Speaking ahead of his presentation at the Melbourne Business Analytics Conference, Nair described his role at JD.com where he used marketing science and applied econometrics to drive growth for the brand and its partner brands in China. It was work that saw him developing ecommerce marketing, pricing and advertising solutions for improved brand-building and monetisation.

The centrepiece, however, was his team’s work developing an external facing ad-experimentation platform, which facilitated scalable, self-serve experimentation for advertisers to evaluate and enhance their campaigns.

“There is huge frustration in the entire world of advertising and marketing that they don’t know what they are getting in return,” Nair says. “Digital advertising provides a vastly superior measurement and tracking and therefor that has been its source of success. But while measurability has improved quite dramatically compared to traditional media, there is still a huge problem in the confluence between correlation and causality.”

Nair’s first line of investigation was the randomised control trials and experiments used in drug testing. While these can be performed at scale in the digital world, he says they also present a significant opportunity cost, in terms of the lost revenue from those users who might be held in the control group.

“Experimentation can be actually costly, and to get exposure to users I have to bid and pay money,” Nair says.

Also, he says this form of experimentation could really only provide answers to behaviours based on whether the user had or had not seen the brand’s ad and could not take into account the behaviour had that same user seen a rival’s ad instead. The solution developed at JD.com was experimentation as-a-service, where JD.com used modern artificial intelligence-driven methods to minimise the cost of experimentation while learning the value of advertising.

“It is very hard to assess causality unless it is an experiment, and the experimentation has to be done by the platform,” Nair says. “If I put money into one platform as opposed to some other platform, what do I get? Can it show me that I am achieving my goals? So along with my team I built these external facing self-serve experimentation products, which are now available on JD.”

One example was JD Comparison Lift, which uses online experimentation to help advertisers discover a creative-target audience combination that provides the highest expected payoff. This is done via an algorithm that adaptively allocates traffic during the test so as to minimise the cost to the advertiser.

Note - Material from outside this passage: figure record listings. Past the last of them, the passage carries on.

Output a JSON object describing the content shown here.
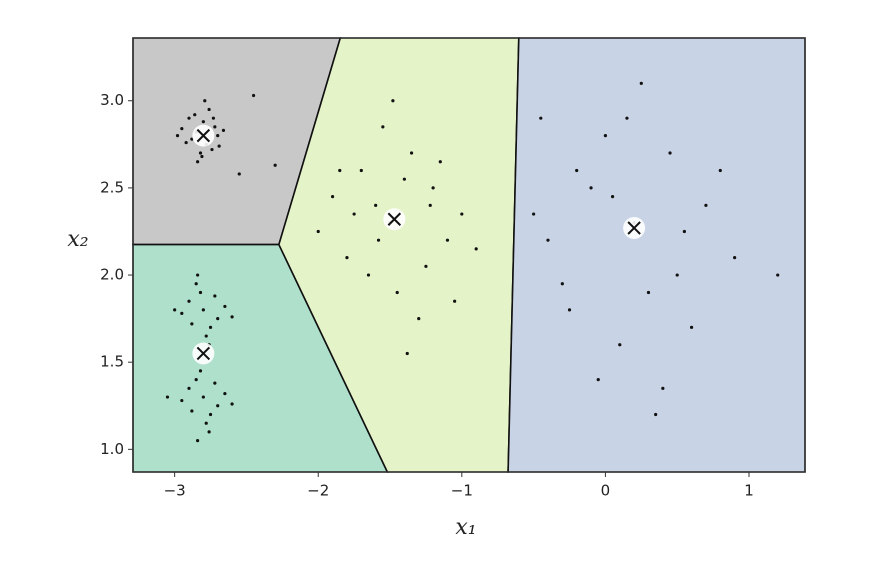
{
  "chart_data": {
    "type": "voronoi-scatter",
    "xlabel": "x₁",
    "ylabel": "x₂",
    "xlim": [
      -3.29,
      1.39
    ],
    "ylim": [
      0.87,
      3.36
    ],
    "xticks": [
      {
        "value": -3,
        "label": "−3"
      },
      {
        "value": -2,
        "label": "−2"
      },
      {
        "value": -1,
        "label": "−1"
      },
      0,
      1
    ],
    "yticks": [
      {
        "value": 1,
        "label": "1.0"
      },
      1.5,
      {
        "value": 2,
        "label": "2.0"
      },
      2.5,
      {
        "value": 3,
        "label": "3.0"
      }
    ],
    "point_color": "#111111",
    "centroids": {
      "x": [
        -2.8,
        -2.8,
        -1.47,
        0.2
      ],
      "y": [
        2.8,
        1.55,
        2.32,
        2.27
      ]
    },
    "region_colors": [
      "#c8c8c8",
      "#aee0cc",
      "#e5f3c9",
      "#c9d3e6"
    ],
    "clusters": [
      {
        "x": [
          -2.85,
          -2.78,
          -2.9,
          -2.72,
          -2.82,
          -2.76,
          -2.88,
          -2.7,
          -2.95,
          -2.8,
          -2.84,
          -2.74,
          -2.66,
          -2.92,
          -2.79,
          -2.86,
          -2.81,
          -2.73,
          -2.69,
          -2.98,
          -2.45,
          -2.3,
          -2.55
        ],
        "y": [
          2.82,
          2.75,
          2.9,
          2.85,
          2.7,
          2.95,
          2.78,
          2.8,
          2.84,
          2.88,
          2.65,
          2.72,
          2.83,
          2.76,
          3.0,
          2.92,
          2.68,
          2.9,
          2.74,
          2.8,
          3.03,
          2.63,
          2.58
        ]
      },
      {
        "x": [
          -2.8,
          -2.9,
          -2.7,
          -2.85,
          -2.75,
          -2.95,
          -2.65,
          -2.82,
          -2.78,
          -2.88,
          -2.72,
          -3.0,
          -2.6,
          -2.84,
          -2.76
        ],
        "y": [
          1.8,
          1.85,
          1.75,
          1.95,
          1.7,
          1.78,
          1.82,
          1.9,
          1.65,
          1.72,
          1.88,
          1.8,
          1.76,
          2.0,
          1.6
        ]
      },
      {
        "x": [
          -2.8,
          -2.9,
          -2.7,
          -2.85,
          -2.75,
          -2.95,
          -2.65,
          -2.82,
          -2.78,
          -2.88,
          -2.72,
          -3.05,
          -2.6,
          -2.84,
          -2.76
        ],
        "y": [
          1.3,
          1.35,
          1.25,
          1.4,
          1.2,
          1.28,
          1.32,
          1.45,
          1.15,
          1.22,
          1.38,
          1.3,
          1.26,
          1.05,
          1.1
        ]
      },
      {
        "x": [
          -1.5,
          -1.2,
          -1.8,
          -1.35,
          -1.6,
          -1.1,
          -1.9,
          -1.45,
          -1.7,
          -1.25,
          -1.0,
          -2.0,
          -1.55,
          -1.3,
          -1.4,
          -1.65,
          -1.15,
          -0.9,
          -1.75,
          -1.48,
          -1.05,
          -1.85,
          -1.38,
          -1.58,
          -1.22
        ],
        "y": [
          2.3,
          2.5,
          2.1,
          2.7,
          2.4,
          2.2,
          2.45,
          1.9,
          2.6,
          2.05,
          2.35,
          2.25,
          2.85,
          1.75,
          2.55,
          2.0,
          2.65,
          2.15,
          2.35,
          3.0,
          1.85,
          2.6,
          1.55,
          2.2,
          2.4
        ]
      },
      {
        "x": [
          0.2,
          -0.2,
          0.5,
          0.0,
          0.3,
          -0.4,
          0.7,
          0.1,
          -0.1,
          0.45,
          0.9,
          -0.5,
          0.25,
          0.6,
          -0.3,
          0.15,
          0.8,
          -0.05,
          0.35,
          1.2,
          0.05,
          -0.25,
          0.55,
          0.4,
          -0.45
        ],
        "y": [
          2.3,
          2.6,
          2.0,
          2.8,
          1.9,
          2.2,
          2.4,
          1.6,
          2.5,
          2.7,
          2.1,
          2.35,
          3.1,
          1.7,
          1.95,
          2.9,
          2.6,
          1.4,
          1.2,
          2.0,
          2.45,
          1.8,
          2.25,
          1.35,
          2.9
        ]
      }
    ]
  }
}
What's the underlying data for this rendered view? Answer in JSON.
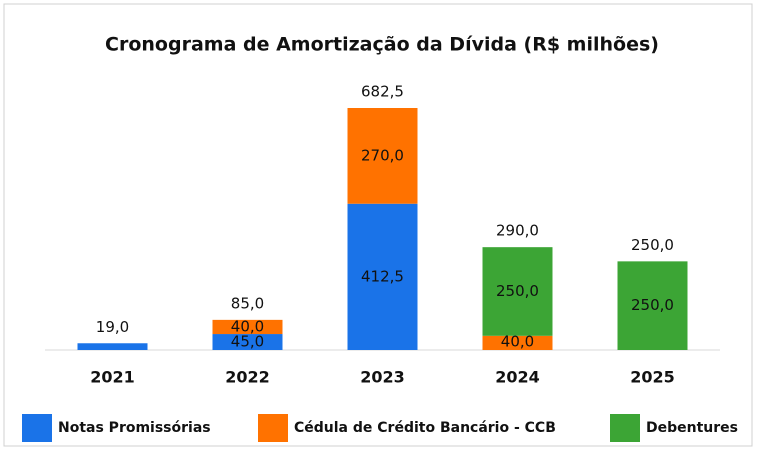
{
  "chart_data": {
    "type": "stacked_bar",
    "title": "Cronograma de Amortização da Dívida (R$ milhões)",
    "categories": [
      "2021",
      "2022",
      "2023",
      "2024",
      "2025"
    ],
    "series": [
      {
        "name": "Notas Promissórias",
        "color": "#1a73e8",
        "values": [
          19,
          45,
          412.5,
          null,
          null
        ],
        "value_labels": [
          null,
          "45,0",
          "412,5",
          null,
          null
        ]
      },
      {
        "name": "Cédula de Crédito Bancário - CCB",
        "color": "#ff7200",
        "values": [
          null,
          40,
          270,
          40,
          null
        ],
        "value_labels": [
          null,
          "40,0",
          "270,0",
          "40,0",
          null
        ]
      },
      {
        "name": "Debentures",
        "color": "#3ca535",
        "values": [
          null,
          null,
          null,
          250,
          250
        ],
        "value_labels": [
          null,
          null,
          null,
          "250,0",
          "250,0"
        ]
      }
    ],
    "totals": [
      19,
      85,
      682.5,
      290,
      250
    ],
    "totals_labels": [
      "19,0",
      "85,0",
      "682,5",
      "290,0",
      "250,0"
    ]
  }
}
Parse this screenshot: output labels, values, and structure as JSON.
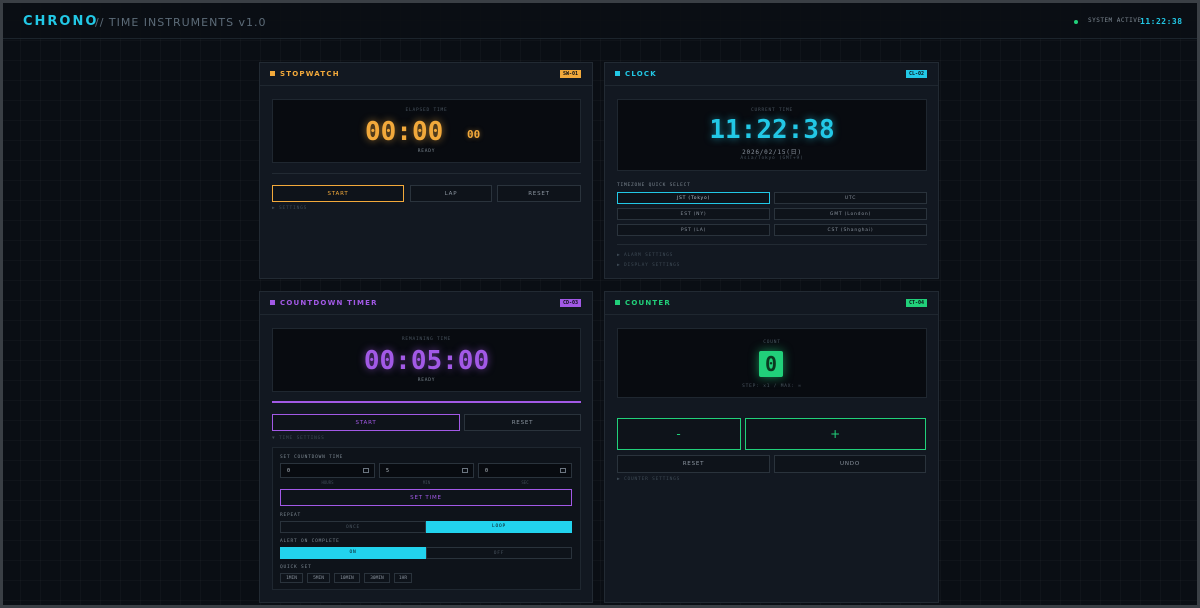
{
  "header": {
    "brand": "CHRONO",
    "subtitle": "// TIME INSTRUMENTS v1.0",
    "status": "SYSTEM ACTIVE",
    "time": "11:22:38"
  },
  "stopwatch": {
    "title": "STOPWATCH",
    "tag": "SW-01",
    "label": "ELAPSED TIME",
    "main": "00:00",
    "ms": "00",
    "state": "READY",
    "start": "START",
    "lap": "LAP",
    "reset": "RESET",
    "settings": "▶ SETTINGS"
  },
  "clock": {
    "title": "CLOCK",
    "tag": "CL-02",
    "label": "CURRENT TIME",
    "time": "11:22:38",
    "date": "2026/02/15(日)",
    "zone": "Asia/Tokyo (GMT+9)",
    "tz_label": "TIMEZONE QUICK SELECT",
    "timezones": [
      "JST (Tokyo)",
      "UTC",
      "EST (NY)",
      "GMT (London)",
      "PST (LA)",
      "CST (Shanghai)"
    ],
    "alarm": "▶ ALARM SETTINGS",
    "display": "▶ DISPLAY SETTINGS"
  },
  "countdown": {
    "title": "COUNTDOWN TIMER",
    "tag": "CD-03",
    "label": "REMAINING TIME",
    "time": "00:05:00",
    "state": "READY",
    "start": "START",
    "reset": "RESET",
    "time_settings": "▼ TIME SETTINGS",
    "set_label": "SET COUNTDOWN TIME",
    "hours": "0",
    "minutes": "5",
    "seconds": "0",
    "unit_hours": "HOURS",
    "unit_min": "MIN",
    "unit_sec": "SEC",
    "set_time": "SET TIME",
    "repeat_label": "REPEAT",
    "repeat_once": "ONCE",
    "repeat_loop": "LOOP",
    "alert_label": "ALERT ON COMPLETE",
    "alert_on": "ON",
    "alert_off": "OFF",
    "quick_label": "QUICK SET",
    "quick": [
      "1MIN",
      "5MIN",
      "10MIN",
      "30MIN",
      "1HR"
    ]
  },
  "counter": {
    "title": "COUNTER",
    "tag": "CT-04",
    "label": "COUNT",
    "value": "0",
    "step": "STEP: x1 / MAX: ∞",
    "minus": "-",
    "plus": "+",
    "reset": "RESET",
    "undo": "UNDO",
    "settings": "▶ COUNTER SETTINGS"
  },
  "colors": {
    "cyan": "#22c8e6",
    "orange": "#f2a93b",
    "purple": "#a259e6",
    "green": "#21d07a"
  }
}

Building digital advertising momentum

Interestingly, while the results of these experiments have enabled some of China’s top advertisers to improve the effectiveness of their marketing effectiveness, Nair says JD has not seen any shaping of advertising spend. Instead, these capabilities have only served to increase the dollars flowing to digital platforms.

Nair says this visibility of effectiveness also increased advertisers’ acceptance of digital channels for brand building – something which until now has remained the domain of television.

“Delivery is a solved problem, and targeting is a well understood problem, so the next question is what am I getting out of this and how is it delivering on the various goals that I have, like building brands,” he says. “I think it is the next phase in the evolution of the digital advertising business.”